Many of Microfacs’ services revolve around digitizing. Digitizing is taking a physical medium such as a document or microfilm and converting that into a digital format that can be displayed, stored and edited on a computer.
The digitizing process starts with scanning. Scanning is pretty common, in fact many businesses and home users might have a desktop or flatbed scanner. The scanner equipment that is used in commercially converting high volumes of documents or microfilm is much more sophisticated than a desktop scanner, but the principle is the same.
How does a desktop scanner work?
A document is laid flat against a glass plate. A strong UV light source is underneath the glass; the light beams reflect off the document and bounce off a reflector that focuses the light beams to a photo sensitive device that converts light rays or photons into electrical signals. The reflected light has varying degrees of intensity depending on the density of the image on the document that the light reflected from. A highly dense, dark spot will reflect very little light. A white area will reflect a higher intensity of light. So the reflected light intensity as it hits the photo sensors is proportional to the darkness of the image from which the light reflected. The electronic pulses generated by the photos sensitive device are proportional to the intensity of the light beam.
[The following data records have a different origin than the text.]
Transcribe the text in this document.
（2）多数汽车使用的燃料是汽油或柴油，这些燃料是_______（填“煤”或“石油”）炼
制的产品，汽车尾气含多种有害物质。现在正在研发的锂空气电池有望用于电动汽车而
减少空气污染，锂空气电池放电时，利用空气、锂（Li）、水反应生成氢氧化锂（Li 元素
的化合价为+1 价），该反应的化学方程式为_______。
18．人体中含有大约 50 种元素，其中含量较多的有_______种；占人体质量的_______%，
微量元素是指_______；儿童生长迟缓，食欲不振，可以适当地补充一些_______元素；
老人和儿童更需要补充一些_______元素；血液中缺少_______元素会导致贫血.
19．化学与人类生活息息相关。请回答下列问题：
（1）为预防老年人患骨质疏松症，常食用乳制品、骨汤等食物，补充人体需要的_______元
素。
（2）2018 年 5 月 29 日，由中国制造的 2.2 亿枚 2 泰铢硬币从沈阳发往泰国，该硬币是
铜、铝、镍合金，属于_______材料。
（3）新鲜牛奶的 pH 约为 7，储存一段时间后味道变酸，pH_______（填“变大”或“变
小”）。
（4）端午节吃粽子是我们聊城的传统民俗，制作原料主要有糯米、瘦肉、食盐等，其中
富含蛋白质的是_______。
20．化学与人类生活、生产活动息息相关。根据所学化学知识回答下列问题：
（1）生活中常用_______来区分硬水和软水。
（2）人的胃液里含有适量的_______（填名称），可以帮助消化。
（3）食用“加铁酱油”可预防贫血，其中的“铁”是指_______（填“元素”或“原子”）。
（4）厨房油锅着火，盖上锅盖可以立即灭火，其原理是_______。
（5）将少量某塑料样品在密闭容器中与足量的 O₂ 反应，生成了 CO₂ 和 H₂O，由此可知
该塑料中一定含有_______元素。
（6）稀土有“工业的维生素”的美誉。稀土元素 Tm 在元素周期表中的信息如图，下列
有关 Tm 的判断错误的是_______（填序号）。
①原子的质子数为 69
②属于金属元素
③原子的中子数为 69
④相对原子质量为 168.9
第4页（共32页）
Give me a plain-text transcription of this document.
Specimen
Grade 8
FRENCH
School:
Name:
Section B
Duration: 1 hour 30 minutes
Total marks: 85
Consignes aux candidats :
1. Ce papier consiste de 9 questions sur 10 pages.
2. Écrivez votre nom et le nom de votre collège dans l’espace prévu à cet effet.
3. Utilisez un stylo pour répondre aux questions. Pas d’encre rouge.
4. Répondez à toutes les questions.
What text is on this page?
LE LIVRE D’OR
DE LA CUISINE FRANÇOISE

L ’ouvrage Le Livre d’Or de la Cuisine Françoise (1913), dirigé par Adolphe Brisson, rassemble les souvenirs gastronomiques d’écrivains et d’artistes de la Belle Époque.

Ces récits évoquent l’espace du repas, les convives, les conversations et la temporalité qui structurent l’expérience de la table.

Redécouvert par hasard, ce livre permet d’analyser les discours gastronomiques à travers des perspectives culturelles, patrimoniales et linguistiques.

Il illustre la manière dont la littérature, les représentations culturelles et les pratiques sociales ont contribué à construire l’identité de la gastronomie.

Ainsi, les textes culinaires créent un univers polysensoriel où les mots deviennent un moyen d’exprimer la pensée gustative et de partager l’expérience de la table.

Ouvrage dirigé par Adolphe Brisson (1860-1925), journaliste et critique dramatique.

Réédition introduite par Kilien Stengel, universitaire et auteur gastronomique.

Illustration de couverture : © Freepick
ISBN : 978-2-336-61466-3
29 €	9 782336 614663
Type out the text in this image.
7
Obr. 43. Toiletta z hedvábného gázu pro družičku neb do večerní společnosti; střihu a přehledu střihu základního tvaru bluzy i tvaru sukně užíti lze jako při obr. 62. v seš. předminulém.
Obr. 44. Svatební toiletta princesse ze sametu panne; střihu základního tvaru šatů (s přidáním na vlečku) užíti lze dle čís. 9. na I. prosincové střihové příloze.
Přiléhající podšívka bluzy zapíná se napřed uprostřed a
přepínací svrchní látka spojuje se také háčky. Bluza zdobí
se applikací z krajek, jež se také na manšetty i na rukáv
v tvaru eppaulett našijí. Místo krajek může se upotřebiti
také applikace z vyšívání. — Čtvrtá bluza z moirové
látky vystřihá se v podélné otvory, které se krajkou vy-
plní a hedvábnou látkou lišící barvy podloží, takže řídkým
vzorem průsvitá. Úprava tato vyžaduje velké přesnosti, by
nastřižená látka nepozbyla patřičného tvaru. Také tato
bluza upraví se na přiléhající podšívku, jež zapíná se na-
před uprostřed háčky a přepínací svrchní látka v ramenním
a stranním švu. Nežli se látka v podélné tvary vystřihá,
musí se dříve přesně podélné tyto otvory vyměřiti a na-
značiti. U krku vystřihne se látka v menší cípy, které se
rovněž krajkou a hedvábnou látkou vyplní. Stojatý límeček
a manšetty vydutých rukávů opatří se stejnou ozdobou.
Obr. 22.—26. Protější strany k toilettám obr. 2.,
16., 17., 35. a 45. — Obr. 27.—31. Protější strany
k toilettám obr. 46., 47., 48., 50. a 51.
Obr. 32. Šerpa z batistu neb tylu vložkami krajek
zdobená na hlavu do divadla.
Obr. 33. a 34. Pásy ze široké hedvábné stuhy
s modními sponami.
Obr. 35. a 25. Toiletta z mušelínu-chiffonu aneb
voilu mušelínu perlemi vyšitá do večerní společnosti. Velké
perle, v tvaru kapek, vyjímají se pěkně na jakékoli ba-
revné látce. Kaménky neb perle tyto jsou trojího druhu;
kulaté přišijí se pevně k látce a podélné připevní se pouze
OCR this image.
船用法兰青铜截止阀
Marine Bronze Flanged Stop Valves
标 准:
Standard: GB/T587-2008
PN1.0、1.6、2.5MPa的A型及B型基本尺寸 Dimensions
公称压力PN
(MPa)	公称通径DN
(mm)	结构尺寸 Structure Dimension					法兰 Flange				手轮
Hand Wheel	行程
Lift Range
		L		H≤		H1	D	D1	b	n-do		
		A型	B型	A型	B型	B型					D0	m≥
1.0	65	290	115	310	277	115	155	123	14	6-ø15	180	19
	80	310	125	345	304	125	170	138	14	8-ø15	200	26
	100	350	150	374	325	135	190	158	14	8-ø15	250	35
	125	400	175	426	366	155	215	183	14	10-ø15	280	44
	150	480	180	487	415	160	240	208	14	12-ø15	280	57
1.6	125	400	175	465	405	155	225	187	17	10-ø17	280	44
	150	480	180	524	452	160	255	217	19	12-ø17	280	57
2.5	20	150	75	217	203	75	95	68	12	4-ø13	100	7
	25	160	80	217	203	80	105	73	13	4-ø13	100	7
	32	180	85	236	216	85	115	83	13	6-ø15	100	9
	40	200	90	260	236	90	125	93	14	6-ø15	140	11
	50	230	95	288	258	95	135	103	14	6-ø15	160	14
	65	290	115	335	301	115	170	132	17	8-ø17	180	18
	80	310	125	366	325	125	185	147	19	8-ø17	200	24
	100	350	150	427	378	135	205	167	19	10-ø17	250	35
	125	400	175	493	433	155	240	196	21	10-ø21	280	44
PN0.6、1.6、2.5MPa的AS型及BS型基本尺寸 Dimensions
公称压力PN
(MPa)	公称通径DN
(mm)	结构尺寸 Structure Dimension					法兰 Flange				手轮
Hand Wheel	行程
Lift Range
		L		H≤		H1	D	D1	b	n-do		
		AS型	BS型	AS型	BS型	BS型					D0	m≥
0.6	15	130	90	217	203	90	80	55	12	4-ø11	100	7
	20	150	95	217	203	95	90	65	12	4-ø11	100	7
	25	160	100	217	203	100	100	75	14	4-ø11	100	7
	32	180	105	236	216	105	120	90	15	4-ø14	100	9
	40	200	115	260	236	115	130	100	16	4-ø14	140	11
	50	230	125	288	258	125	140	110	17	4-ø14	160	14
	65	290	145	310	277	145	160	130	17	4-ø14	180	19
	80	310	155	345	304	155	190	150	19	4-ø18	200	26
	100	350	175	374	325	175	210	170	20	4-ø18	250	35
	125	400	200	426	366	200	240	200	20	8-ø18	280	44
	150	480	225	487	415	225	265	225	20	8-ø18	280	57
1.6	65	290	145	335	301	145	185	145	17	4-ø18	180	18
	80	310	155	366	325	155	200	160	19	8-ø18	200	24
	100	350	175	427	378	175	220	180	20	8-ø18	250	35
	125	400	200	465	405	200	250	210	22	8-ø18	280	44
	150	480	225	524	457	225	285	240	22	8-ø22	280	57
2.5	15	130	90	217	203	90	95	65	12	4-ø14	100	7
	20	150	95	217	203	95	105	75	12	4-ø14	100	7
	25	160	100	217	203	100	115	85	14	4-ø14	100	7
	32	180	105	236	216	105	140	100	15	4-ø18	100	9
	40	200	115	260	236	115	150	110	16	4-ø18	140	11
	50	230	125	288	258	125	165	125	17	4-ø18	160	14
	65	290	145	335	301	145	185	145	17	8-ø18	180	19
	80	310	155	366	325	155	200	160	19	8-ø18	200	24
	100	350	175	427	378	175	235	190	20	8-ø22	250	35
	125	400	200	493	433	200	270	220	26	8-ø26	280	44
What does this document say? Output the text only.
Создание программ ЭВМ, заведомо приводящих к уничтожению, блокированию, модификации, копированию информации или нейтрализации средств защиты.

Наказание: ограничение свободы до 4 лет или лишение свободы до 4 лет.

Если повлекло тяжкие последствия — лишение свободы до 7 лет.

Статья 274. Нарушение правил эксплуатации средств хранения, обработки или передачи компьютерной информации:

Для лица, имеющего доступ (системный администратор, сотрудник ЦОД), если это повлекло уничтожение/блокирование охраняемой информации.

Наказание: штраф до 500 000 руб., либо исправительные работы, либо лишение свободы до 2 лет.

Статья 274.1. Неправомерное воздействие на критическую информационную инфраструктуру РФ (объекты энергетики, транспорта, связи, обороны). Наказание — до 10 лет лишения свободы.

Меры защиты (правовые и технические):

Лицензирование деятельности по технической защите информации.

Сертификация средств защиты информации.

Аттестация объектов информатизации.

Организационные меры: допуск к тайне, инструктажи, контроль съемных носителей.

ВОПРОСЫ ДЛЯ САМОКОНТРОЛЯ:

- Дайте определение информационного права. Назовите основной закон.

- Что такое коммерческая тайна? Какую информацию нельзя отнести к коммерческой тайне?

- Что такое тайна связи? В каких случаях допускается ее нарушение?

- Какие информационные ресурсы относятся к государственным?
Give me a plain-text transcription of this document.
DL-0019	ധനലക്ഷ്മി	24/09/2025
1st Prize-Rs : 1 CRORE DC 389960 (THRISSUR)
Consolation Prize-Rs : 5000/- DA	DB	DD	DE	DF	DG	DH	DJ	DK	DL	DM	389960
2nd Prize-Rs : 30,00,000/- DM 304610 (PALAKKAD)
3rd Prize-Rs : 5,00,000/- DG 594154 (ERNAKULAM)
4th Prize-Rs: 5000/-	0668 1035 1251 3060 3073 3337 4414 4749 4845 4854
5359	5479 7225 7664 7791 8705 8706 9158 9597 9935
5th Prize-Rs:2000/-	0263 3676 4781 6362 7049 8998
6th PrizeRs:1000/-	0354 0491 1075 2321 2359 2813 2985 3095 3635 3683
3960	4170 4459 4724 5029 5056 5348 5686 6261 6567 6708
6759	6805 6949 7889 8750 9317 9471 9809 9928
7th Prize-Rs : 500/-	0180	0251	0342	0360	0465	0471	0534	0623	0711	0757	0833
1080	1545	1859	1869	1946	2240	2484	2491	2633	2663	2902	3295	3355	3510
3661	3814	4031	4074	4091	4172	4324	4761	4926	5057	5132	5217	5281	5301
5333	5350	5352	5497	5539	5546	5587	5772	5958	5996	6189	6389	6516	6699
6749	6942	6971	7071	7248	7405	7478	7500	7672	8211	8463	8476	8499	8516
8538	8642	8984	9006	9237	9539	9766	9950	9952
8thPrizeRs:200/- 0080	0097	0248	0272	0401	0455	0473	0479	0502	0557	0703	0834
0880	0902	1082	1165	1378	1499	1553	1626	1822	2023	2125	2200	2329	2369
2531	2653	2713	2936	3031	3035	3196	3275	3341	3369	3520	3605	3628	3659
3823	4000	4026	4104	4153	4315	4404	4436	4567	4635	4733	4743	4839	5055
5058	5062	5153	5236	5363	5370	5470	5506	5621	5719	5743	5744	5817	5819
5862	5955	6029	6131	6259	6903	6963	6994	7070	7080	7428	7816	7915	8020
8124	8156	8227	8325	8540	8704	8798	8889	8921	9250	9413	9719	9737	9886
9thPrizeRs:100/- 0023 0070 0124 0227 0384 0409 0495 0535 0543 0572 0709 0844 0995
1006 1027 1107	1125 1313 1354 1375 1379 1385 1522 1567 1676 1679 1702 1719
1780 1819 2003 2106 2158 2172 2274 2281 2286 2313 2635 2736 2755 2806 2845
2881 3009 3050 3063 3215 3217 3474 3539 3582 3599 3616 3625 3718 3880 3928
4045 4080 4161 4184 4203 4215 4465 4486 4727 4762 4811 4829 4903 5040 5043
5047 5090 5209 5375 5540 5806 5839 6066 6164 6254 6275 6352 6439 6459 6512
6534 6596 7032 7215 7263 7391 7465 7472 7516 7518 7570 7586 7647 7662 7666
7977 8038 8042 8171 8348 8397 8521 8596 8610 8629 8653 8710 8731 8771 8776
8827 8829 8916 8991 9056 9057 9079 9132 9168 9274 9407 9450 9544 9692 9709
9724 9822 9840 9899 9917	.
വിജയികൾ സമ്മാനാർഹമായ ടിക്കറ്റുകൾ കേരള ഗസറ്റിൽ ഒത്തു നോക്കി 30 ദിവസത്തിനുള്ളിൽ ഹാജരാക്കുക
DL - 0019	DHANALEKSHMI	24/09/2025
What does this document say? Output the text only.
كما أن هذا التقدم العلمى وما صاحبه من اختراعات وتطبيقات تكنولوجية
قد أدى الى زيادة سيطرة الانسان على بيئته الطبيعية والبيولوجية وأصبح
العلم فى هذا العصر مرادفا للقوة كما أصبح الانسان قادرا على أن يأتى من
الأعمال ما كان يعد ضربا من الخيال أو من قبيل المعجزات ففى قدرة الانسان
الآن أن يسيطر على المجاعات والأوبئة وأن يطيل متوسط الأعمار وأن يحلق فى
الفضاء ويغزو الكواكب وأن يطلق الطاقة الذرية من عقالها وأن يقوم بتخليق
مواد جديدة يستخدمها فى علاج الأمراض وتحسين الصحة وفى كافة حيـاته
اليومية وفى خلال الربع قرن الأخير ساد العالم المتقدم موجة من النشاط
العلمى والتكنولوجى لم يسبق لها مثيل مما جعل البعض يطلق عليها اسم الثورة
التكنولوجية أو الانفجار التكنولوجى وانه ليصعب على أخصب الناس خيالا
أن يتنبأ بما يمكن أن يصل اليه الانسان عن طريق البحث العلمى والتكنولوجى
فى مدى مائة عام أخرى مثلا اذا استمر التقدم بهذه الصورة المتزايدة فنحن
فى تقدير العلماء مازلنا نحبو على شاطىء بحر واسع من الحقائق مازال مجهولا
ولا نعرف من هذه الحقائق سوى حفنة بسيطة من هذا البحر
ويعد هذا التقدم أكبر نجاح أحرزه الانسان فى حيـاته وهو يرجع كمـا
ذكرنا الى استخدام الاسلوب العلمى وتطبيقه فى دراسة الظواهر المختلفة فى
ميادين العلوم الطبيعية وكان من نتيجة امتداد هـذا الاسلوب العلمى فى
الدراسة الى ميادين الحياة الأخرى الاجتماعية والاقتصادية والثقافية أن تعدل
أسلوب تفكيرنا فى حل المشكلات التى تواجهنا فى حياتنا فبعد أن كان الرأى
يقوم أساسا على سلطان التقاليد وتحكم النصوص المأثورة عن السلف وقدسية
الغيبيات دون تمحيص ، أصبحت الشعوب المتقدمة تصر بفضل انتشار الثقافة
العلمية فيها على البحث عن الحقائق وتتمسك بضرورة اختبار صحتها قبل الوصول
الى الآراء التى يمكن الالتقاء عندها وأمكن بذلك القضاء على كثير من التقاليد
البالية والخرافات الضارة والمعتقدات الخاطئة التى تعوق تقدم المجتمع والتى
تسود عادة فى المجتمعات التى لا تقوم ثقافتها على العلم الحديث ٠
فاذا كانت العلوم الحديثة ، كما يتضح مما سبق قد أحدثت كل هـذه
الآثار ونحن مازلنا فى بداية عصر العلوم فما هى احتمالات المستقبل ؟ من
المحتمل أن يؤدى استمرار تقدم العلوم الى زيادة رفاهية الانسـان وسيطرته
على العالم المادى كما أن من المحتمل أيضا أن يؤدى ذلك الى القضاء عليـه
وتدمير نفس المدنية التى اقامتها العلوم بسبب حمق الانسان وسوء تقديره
The electric signals are then converted to computer code, which can be manipulated by software to correct, enhance, resize and convert to an image format. The most common formats are Tiff, Jpeg, PNG and PDF. The quality of image depends on: The consistency of light source, the cleanliness and clarity of the reflectors, the quality of the photo sensors and the capability of the CPU. Most desktop scanners are built with relatively inexpensive components. The resulting resolution, quality and speed of scanning will vary on the quality of these components. So the overall quality and speed of a simple desktop scanner will be far inferior to a scanner used by digitizing professionals.
How does scanning film work?
The basic principles of scanning film versus a document are similar in that light beams of various intensities are converted to electrical signals of corresponding strength which then getconverted to computer code. The main difference is that because microfilm is translucent, with varying grayscale density that defines the image, the photo sensitive device collects light that passes through the film rather than a reflected light. The grayscale patterns vary from a total opaque black to totally translucent clear with shades or tones of grey in between. The light is filtered as it passes through the substrate. A very black area will result in very low intensity light and lighter shades of grey will have higher intensities of light. The light beam is converted to an electronic signal where the strength of the signal is proportional to the intensity of filtered light.
The other differences in scanning equipment revolve around the type of medium being scanned. Microfilm comes in reels so the material has to be feed and collected on reels and stepped and repeated through the scanner. Microfiche is in sheets so a sheet handling system is used where the sheet is feed in to the scanner and stepped through each image. Aperture cards require a card handling system. The handling system combined with the quality of components and size and power of the computer determine the quality, resolution and speed that film is digitized.
Some of the more sophisticated scanners will do a number of quality control functions such as auto image alignment, image corrections, scaling and compression. As with the document scanner, film scanners will convert the images to a variety of formats.
Microfacs uses some of the best equipment on the market so that digital conversion can be performed at the highest quality and lowest cost.